Dieses Mehrfamilienhaus wurde ersteigert und nun in Schuss gebracht. - Foto: von der Beck

Neuenrade - Die Zahl der Flüchtlinge steigt kontinuierlich, die Stadtverwaltung musste reagieren. So wurde in diesen Tagen für rund 100 000 Euro ein Mehrfamilienhaus am Amtsgericht Altena ersteigert. Das gab Bürgermeister Antonius Wiesemann bekannt.

Das Mehrfamilienhaus steht an der Eichendorffstraße 10 im Randbereich eines Wohngebietes. Zum Hintergrund: Der wachsende Zustrom von Flüchtlingen und Asylbewerbern habe Neuenrade erreicht. Das Hauptproblem sei, dass es zu wenig geeigneten Wohnraum in Neuenrade gebe. Vorrangig müssten daher Unterkünfte geschaffen werden, auch müssten die Menschen, welche oft unter Lebensgefahr ihre Heimat verlassen hätten, kontinuierlich betreut werden, erläuterte der Bürgermeister in einem Pressegespräch. Solche „inhumanen Vorfälle“, wie jüngst im Land vorgekommen, möchte man auf keinen Fall haben.

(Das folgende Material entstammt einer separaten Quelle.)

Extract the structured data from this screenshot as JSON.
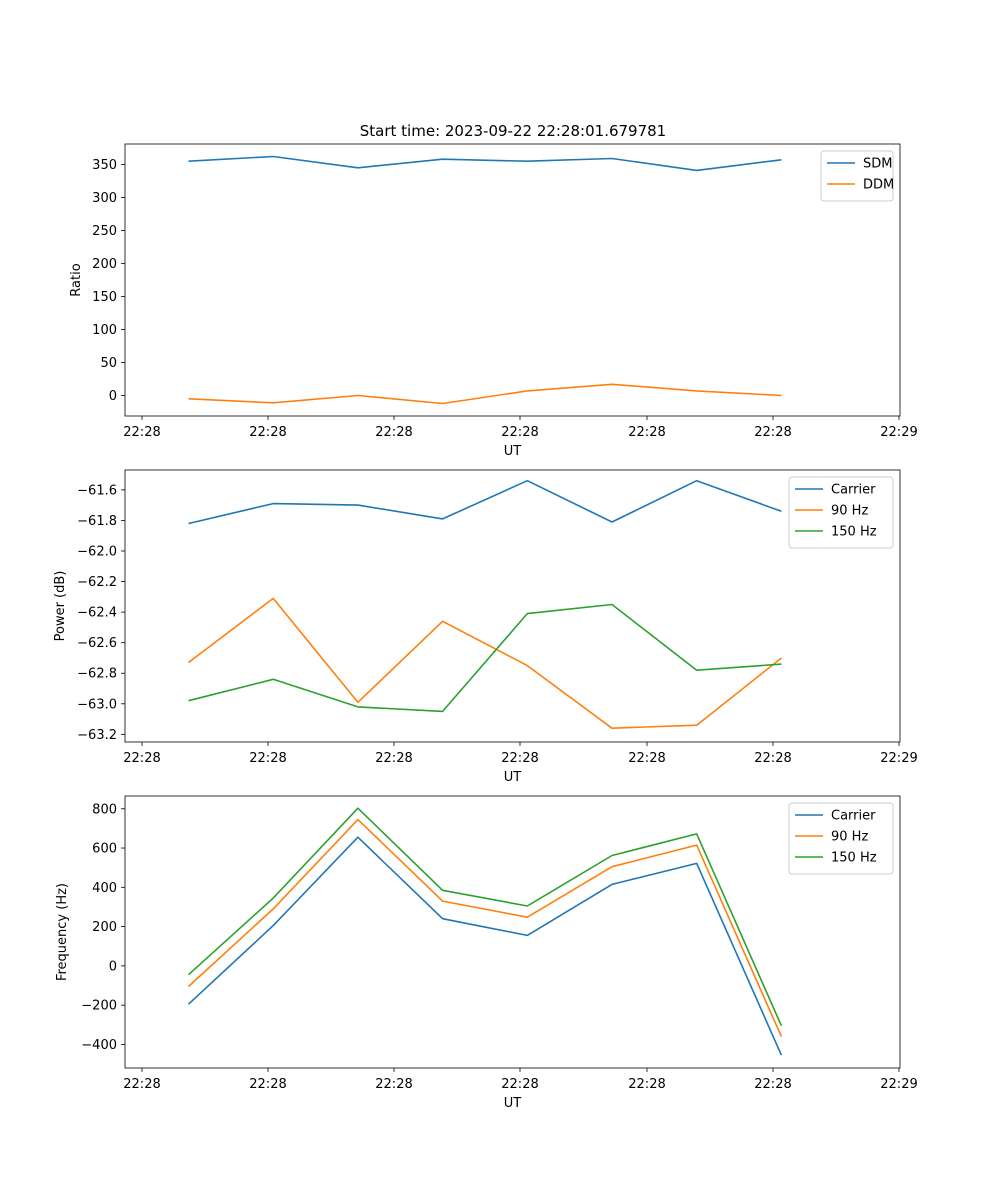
{
  "figure_title": "Start time: 2023-09-22 22:28:01.679781",
  "colors": {
    "blue": "#1f77b4",
    "orange": "#ff7f0e",
    "green": "#2ca02c"
  },
  "chart_data": [
    {
      "type": "line",
      "title": "Start time: 2023-09-22 22:28:01.679781",
      "xlabel": "UT",
      "ylabel": "Ratio",
      "x_tick_labels": [
        "22:28",
        "22:28",
        "22:28",
        "22:28",
        "22:28",
        "22:28",
        "22:28"
      ],
      "x_tick_labels_end": "22:29",
      "x": [
        1,
        2,
        3,
        4,
        5,
        6,
        7,
        8
      ],
      "xlim": [
        0.25,
        9.4
      ],
      "ylim": [
        -31,
        381
      ],
      "yticks": [
        0,
        50,
        100,
        150,
        200,
        250,
        300,
        350
      ],
      "ytick_labels": [
        "0",
        "50",
        "100",
        "150",
        "200",
        "250",
        "300",
        "350"
      ],
      "legend": "top-right",
      "series": [
        {
          "name": "SDM",
          "color": "#1f77b4",
          "values": [
            355,
            362,
            345,
            358,
            355,
            359,
            341,
            357
          ]
        },
        {
          "name": "DDM",
          "color": "#ff7f0e",
          "values": [
            -5,
            -11,
            0,
            -12,
            7,
            17,
            7,
            0
          ]
        }
      ]
    },
    {
      "type": "line",
      "xlabel": "UT",
      "ylabel": "Power (dB)",
      "x_tick_labels": [
        "22:28",
        "22:28",
        "22:28",
        "22:28",
        "22:28",
        "22:28",
        "22:28"
      ],
      "x_tick_labels_end": "22:29",
      "x": [
        1,
        2,
        3,
        4,
        5,
        6,
        7,
        8
      ],
      "xlim": [
        0.25,
        9.4
      ],
      "ylim": [
        -63.25,
        -61.47
      ],
      "yticks": [
        -63.2,
        -63.0,
        -62.8,
        -62.6,
        -62.4,
        -62.2,
        -62.0,
        -61.8,
        -61.6
      ],
      "ytick_labels": [
        "−63.2",
        "−63.0",
        "−62.8",
        "−62.6",
        "−62.4",
        "−62.2",
        "−62.0",
        "−61.8",
        "−61.6"
      ],
      "legend": "top-right",
      "series": [
        {
          "name": "Carrier",
          "color": "#1f77b4",
          "values": [
            -61.82,
            -61.69,
            -61.7,
            -61.79,
            -61.54,
            -61.81,
            -61.54,
            -61.74
          ]
        },
        {
          "name": "90 Hz",
          "color": "#ff7f0e",
          "values": [
            -62.73,
            -62.31,
            -62.99,
            -62.46,
            -62.75,
            -63.16,
            -63.14,
            -62.7
          ]
        },
        {
          "name": "150 Hz",
          "color": "#2ca02c",
          "values": [
            -62.98,
            -62.84,
            -63.02,
            -63.05,
            -62.41,
            -62.35,
            -62.78,
            -62.74
          ]
        }
      ]
    },
    {
      "type": "line",
      "xlabel": "UT",
      "ylabel": "Frequency (Hz)",
      "x_tick_labels": [
        "22:28",
        "22:28",
        "22:28",
        "22:28",
        "22:28",
        "22:28",
        "22:28"
      ],
      "x_tick_labels_end": "22:29",
      "x": [
        1,
        2,
        3,
        4,
        5,
        6,
        7,
        8
      ],
      "xlim": [
        0.25,
        9.4
      ],
      "ylim": [
        -520,
        865
      ],
      "yticks": [
        -400,
        -200,
        0,
        200,
        400,
        600,
        800
      ],
      "ytick_labels": [
        "−400",
        "−200",
        "0",
        "200",
        "400",
        "600",
        "800"
      ],
      "legend": "top-right",
      "series": [
        {
          "name": "Carrier",
          "color": "#1f77b4",
          "values": [
            -195,
            205,
            655,
            240,
            155,
            415,
            522,
            -455
          ]
        },
        {
          "name": "90 Hz",
          "color": "#ff7f0e",
          "values": [
            -105,
            290,
            745,
            330,
            248,
            505,
            615,
            -360
          ]
        },
        {
          "name": "150 Hz",
          "color": "#2ca02c",
          "values": [
            -45,
            345,
            803,
            385,
            305,
            562,
            672,
            -305
          ]
        }
      ]
    }
  ]
}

Die Stadtverwaltung reagiert nun recht zügig auf den Anstieg der Flüchtlingszahlen (wir berichteten). So wurde eben das Mehrfamilienhaus gekauft. Angesichts des zu erwartenden Flüchtlingsstroms wurde ein Mitarbeiter auf 450-Euro-Basis eingestellt, der Hausmeisterfunktionen am bestehenden Flüchtlingsheim (Am Brunnenbach) und demnächst eben auch im neuen Asylbewerberheim an der Eichendorffstraße leisten wird. Dabei geht es nicht nur um die Gebäudepflege sondern auch auch um die Betreuung der Flüchtlinge. Der neue – mehrsprachige – Mitarbeiter soll auch Ansprechpartner sein, soll sich kümmern und die neuen Neuenrader auch über allerlei deutsche Gepflogenheiten informieren. Es geht eben dabei „um die Förderung des humanen Miteinanders“, so formulierte es der Bürgermeister. Konkret stehen in dem neuen Gebäude knapp 410 Quadratmeter Wohnfläche für geplante 19 Zimmer zur Verfügung. Vor dem Bezug sind Renovierungsarbeiten nötig. Das Gebäude bekommt ein neues Dach. Auch die Versorgungsanlagen (Heizung, Wasser) müssen gemacht werden.

Aktuell gibt es rund 50 Flüchtlinge, die in einem Haus wohnen oder eben, je nach familiärem Stand, auf das Stadtgebiet verteilt wurden. Angesichts der jüngsten Meldungen, dass die Landesregierung die Zuschüsse für die Kommunen erhöhen will, bleibt Bürgermeister Antonius Wiesemann misstrauisch. „Warten wir ab. Was oben beschlossen wird – und was dann hier ankommt“.

Die Kostenpauschale pro Flüchtling soll von 3960 auf 4950 Euro erhöht werden, meldet ein Landtagsabgeordneter.